Jeffrey Flocken is the North America Regional Director of the International Fund for Animal Welfare (IFAW), an organization dedicated to protecting wildlife. All views expressed in this commentary are solely his. For more about the debate over big game trophies, watch CNN Films’ “Trophy,” premiering Sunday, January 14, at 9pm ET/PT, on CNN.
Corey Knowlton bid $350,000 for a permit to hunt and kill a black rhino in Namibia
The hunter says it's a vital component of Namibia's effort to save the animal from extinction
Jeffrey Flocken: This does not make sense morally, economically, biologically
Killing endangered wildlife to save it is just wrong.
It does not make sense morally, economically, biologically, or from a conservation-incentive point of view. It is a philosophy that has no place in modern conservation.
And even though it is Americans who constitute a major percentage of the world’s trophy hunters, this small, wealthy club of big game sport hunters do not embrace the values of the vast majority of other Americans who appreciate the many non-exploitative values of wild animals.
For example, a Synovate eNation poll in 2011 found that of those responding to its survey, 70.4% of Americans would pay to view lions on an African safari, while only 6.6% would pay to hunt them.
And opposition is not just theoretical – a poll conducted by the Beekeeper group on behalf of the IFAW in 2014 found that 82% of Americans surveyed support banning lion trophies, and 83% support banning elephant trophies.
Economically, the actual benefits accrued by local people from the hunts have been found to be exaggerated or practically non-existent in the case of trophy hunted animals like polar bears in Canada, according to a report for IFAW by Economists at Large. And in Tanzania – one of Africa’s top sport-hunting destinations – an estimated 3-5% of hunting revenues are actually shared with fringe communities, according to a report by Hassanali Thomas Sachedina of St. Anthony’s College, University of Oxford.
Conversely, eco-tourism has become such a critical line item in the economies of some African countries that some governments are taking steps against sport hunting in order to protect this more vital industry.

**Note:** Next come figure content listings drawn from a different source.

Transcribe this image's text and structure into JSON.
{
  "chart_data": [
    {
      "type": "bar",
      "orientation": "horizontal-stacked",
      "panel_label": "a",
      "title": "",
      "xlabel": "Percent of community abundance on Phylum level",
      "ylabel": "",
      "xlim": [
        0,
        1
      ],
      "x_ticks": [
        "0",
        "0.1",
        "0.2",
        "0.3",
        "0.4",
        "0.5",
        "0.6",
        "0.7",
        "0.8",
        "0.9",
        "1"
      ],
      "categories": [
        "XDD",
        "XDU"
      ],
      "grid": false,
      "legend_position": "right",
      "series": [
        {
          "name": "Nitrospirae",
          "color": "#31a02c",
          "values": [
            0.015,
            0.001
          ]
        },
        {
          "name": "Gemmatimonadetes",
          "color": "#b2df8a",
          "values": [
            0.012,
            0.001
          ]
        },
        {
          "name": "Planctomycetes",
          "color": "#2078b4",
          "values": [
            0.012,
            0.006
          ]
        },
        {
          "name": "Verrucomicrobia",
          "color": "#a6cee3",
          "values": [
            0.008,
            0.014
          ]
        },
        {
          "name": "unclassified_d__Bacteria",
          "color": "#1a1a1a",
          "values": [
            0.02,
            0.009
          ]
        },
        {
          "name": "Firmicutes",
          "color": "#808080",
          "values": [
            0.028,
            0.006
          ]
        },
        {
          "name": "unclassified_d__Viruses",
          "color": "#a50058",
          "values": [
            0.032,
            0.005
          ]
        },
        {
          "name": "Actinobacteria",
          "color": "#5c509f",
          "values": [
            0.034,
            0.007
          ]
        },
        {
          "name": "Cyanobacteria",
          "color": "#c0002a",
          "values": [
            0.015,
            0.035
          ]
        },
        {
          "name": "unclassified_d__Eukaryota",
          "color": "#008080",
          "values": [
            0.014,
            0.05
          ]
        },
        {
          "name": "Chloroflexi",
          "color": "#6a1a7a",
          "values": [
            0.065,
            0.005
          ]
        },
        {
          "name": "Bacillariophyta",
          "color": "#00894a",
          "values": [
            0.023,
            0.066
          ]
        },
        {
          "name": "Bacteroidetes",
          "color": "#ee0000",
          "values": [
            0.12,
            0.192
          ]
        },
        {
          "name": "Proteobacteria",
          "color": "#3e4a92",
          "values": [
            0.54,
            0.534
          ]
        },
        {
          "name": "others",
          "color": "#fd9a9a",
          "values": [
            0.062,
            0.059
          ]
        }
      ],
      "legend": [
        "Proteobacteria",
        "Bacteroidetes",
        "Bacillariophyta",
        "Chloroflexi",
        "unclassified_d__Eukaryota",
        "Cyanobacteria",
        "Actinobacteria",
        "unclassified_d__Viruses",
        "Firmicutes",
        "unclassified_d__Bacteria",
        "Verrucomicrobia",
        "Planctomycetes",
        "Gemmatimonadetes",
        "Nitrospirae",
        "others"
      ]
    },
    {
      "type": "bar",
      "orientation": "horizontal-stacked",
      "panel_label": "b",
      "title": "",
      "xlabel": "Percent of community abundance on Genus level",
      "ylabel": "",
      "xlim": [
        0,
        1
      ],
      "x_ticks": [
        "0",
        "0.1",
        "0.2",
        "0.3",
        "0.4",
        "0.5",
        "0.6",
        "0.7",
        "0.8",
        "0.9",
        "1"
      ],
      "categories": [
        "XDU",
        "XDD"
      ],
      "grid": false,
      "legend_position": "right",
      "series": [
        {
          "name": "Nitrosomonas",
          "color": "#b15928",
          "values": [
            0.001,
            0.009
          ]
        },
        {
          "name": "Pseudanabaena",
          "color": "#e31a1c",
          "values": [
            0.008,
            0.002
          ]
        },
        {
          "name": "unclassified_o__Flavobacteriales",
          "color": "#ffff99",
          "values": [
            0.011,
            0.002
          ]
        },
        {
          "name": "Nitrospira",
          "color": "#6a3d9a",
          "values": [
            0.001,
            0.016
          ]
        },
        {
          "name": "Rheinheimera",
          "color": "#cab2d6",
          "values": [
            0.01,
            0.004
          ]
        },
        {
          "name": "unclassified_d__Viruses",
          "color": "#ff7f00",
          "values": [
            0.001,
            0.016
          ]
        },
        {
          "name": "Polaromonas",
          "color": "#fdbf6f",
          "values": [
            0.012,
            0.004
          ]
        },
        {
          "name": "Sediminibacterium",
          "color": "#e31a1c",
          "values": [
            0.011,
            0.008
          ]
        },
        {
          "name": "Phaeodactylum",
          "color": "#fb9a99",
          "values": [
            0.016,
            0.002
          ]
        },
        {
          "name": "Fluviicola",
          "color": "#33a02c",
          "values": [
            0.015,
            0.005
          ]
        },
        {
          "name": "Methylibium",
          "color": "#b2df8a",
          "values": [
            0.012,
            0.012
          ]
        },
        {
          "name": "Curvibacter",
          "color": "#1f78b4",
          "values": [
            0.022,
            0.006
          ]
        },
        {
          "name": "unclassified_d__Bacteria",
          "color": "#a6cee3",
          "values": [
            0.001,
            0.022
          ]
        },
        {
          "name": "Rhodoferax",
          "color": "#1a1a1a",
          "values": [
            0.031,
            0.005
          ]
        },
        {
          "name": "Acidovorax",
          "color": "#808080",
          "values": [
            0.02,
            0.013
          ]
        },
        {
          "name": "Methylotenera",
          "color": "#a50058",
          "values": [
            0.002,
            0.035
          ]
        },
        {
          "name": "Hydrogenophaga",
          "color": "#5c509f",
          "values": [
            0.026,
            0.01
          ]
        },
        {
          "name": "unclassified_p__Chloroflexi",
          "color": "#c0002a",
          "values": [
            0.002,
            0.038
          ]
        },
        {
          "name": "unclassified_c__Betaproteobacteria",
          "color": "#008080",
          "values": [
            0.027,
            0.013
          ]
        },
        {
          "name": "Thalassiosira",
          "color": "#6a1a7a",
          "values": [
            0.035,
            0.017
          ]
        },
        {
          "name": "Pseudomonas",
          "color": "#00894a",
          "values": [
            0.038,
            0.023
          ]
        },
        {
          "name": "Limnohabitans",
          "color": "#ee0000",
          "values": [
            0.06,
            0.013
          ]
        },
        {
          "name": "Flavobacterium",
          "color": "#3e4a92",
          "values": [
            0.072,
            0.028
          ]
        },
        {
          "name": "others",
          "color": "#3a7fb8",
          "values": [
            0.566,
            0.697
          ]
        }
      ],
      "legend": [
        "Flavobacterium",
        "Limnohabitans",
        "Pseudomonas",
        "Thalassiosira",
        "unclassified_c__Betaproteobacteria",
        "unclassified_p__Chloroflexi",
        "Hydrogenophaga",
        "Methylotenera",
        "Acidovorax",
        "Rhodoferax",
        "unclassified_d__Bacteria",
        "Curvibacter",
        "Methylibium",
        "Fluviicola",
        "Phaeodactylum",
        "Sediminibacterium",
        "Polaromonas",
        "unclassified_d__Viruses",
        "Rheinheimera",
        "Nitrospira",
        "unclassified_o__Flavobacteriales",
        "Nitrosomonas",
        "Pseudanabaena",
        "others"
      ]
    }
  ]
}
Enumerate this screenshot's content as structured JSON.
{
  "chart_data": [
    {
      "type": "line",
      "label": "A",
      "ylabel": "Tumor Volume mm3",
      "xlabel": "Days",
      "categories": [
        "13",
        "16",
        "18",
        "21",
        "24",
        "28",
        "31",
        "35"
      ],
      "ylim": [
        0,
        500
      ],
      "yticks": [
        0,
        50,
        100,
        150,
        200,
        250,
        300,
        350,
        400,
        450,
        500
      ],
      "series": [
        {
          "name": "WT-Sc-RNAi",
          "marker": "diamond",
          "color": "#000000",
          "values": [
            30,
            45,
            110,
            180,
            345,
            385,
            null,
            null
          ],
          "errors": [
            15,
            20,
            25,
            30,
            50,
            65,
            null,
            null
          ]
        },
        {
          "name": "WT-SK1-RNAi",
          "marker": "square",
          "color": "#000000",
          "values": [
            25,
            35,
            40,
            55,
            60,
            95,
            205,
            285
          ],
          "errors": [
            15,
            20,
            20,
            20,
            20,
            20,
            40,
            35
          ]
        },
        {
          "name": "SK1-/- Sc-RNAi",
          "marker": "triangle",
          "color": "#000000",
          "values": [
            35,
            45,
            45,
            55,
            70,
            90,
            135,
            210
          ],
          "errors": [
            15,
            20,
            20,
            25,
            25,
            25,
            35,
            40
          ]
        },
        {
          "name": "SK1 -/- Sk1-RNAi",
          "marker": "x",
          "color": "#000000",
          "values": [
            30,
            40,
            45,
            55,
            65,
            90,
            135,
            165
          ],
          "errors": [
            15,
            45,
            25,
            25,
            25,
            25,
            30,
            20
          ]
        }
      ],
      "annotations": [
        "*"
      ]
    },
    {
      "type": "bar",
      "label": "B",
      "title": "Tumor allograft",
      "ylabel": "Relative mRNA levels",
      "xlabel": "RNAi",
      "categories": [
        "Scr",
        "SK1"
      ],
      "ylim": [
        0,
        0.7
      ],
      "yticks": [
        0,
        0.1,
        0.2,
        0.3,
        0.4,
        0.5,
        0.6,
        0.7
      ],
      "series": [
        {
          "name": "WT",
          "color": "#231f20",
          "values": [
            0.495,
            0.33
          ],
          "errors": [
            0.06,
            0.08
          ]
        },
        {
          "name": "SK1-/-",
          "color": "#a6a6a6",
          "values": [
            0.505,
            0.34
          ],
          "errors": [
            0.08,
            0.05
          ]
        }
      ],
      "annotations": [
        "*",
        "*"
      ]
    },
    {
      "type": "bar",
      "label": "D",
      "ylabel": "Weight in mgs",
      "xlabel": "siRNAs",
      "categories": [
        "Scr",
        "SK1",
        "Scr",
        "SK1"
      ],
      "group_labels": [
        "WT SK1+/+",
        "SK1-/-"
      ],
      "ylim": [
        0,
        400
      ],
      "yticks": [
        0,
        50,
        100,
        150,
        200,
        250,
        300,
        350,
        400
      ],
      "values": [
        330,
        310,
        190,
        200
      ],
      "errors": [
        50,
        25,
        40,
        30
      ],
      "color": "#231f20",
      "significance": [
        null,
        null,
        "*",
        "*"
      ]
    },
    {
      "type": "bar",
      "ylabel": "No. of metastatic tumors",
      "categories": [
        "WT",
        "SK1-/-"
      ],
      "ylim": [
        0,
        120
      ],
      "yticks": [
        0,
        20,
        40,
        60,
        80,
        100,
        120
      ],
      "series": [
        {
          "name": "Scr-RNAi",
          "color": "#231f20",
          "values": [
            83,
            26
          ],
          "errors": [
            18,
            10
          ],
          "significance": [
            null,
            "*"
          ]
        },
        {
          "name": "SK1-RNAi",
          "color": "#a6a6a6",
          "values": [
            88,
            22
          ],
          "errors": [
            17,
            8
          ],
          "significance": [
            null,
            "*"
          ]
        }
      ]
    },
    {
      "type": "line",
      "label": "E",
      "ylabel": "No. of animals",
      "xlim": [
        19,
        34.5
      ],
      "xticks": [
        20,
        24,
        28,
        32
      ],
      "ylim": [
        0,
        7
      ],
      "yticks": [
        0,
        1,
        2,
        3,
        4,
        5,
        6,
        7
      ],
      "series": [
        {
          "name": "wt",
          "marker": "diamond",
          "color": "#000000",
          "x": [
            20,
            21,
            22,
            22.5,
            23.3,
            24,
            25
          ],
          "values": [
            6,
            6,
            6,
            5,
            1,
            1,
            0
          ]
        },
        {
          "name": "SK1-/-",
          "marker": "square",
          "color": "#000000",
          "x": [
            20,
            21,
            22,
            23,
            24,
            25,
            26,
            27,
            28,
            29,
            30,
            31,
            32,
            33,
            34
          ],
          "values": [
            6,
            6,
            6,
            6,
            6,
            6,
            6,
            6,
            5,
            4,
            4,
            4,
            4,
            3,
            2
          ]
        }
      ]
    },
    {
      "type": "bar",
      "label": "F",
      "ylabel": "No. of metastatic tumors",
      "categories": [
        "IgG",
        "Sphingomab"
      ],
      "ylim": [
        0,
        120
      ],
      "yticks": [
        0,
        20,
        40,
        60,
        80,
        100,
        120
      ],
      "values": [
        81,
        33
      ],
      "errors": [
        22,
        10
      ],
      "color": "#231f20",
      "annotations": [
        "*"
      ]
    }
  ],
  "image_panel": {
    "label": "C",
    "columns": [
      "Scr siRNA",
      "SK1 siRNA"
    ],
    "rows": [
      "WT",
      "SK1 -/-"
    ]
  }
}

Following Kenya’s lead, which banned trophy hunting in 1977, countries like Botswana have implemented country-wide bans on certain or all big game sport hunting, noting that species are showing significant declines, while eco-tourism is a more important source of revenue to their nation.
From a biological perspective, the long-term survival of an imperiled species is extremely complicated; trophy hunting not only flies in the face of a precautionary approach to wildlife management, but in some cases it has also been found to undermine it.
A case in point: hunters are not like natural predators. They target the largest specimens; those with the biggest tusks, manes, antlers or horns.
Survival of the weak
It is part of a trend called “evolution in reverse” or “survival of the weak,” and scientists have pointed out that sport-hunted populations of species like bighorn sheep now have smaller horns than those of 30 years ago, and after decades of poaching and trophy hunting giant-tusked elephants are a rarity in the wild. Is this good or sustainable conservation? Clearly not.
Additionally, there can be deadly impacts from a trophy hunts beyond just the individual killed. Research has shown that when a dominant male lion in a pride is killed, the social group is disrupted and a cascade of deaths can result within the pride: young males killed fighting for the dominant position, cubs killed when a new dominant male takes over, and females killed protecting their cubs.
And finally the idea that trophy hunting brings a conservation incentive to local people to save a species is not only counter-intuitive, it is a logical fallacy.
When a species’ greatest value is as a dead trophy, its days will inevitably be numbered, just as they are when the value of their parts – like ivory tusks, tiger skins, or rhino horn – make protection from poachers nearly impossible.
This case is illustrated by the U.S. hunting group, the Dallas Safari Club, auctioning off the right to kill one of the last black rhinos for over a quarter million dollars in the name of “conservation.”
Animal price tag
The sale sent a message to the world that vainglorious hunters will pay almost anything to kill something exceedingly rare – in this instance, a species already being wiped out for the value of its horn. Such a message puts just another price tag on a rare animal’s already imperiled head.
What actions can governments take that better reflect the conservation and animal welfare values of their citizens? They can start by stopping trophy imports of critically endangered species like the black rhino and also threatened species like lions – which have faced a 75% population decline over the past 50 years in the savannah habitat that sustains African lions.
Australia has recently banned the import of trophy hunted lions, and the U.S. is in the process of developing a new system for reviewing lion imports.
Meanwhile the European Union has just adopted stronger restrictions on trophy imports for a number of species including lions, while the U.S. has decided to stop trophy imports of elephants – a species being virtually wiped out by poachers – from Tanzania and Zimbabwe.
These governments seem to be catching on to what the rest of the world already knows – that killing animals to save them is not conservation, it is just wrong.
The best message concerned citizens can send is that these majestic but imperiled animals are worth more alive and thriving in the wild than as dead trophies mounted and hung on a wall.
That is a conservation idea that makes sense.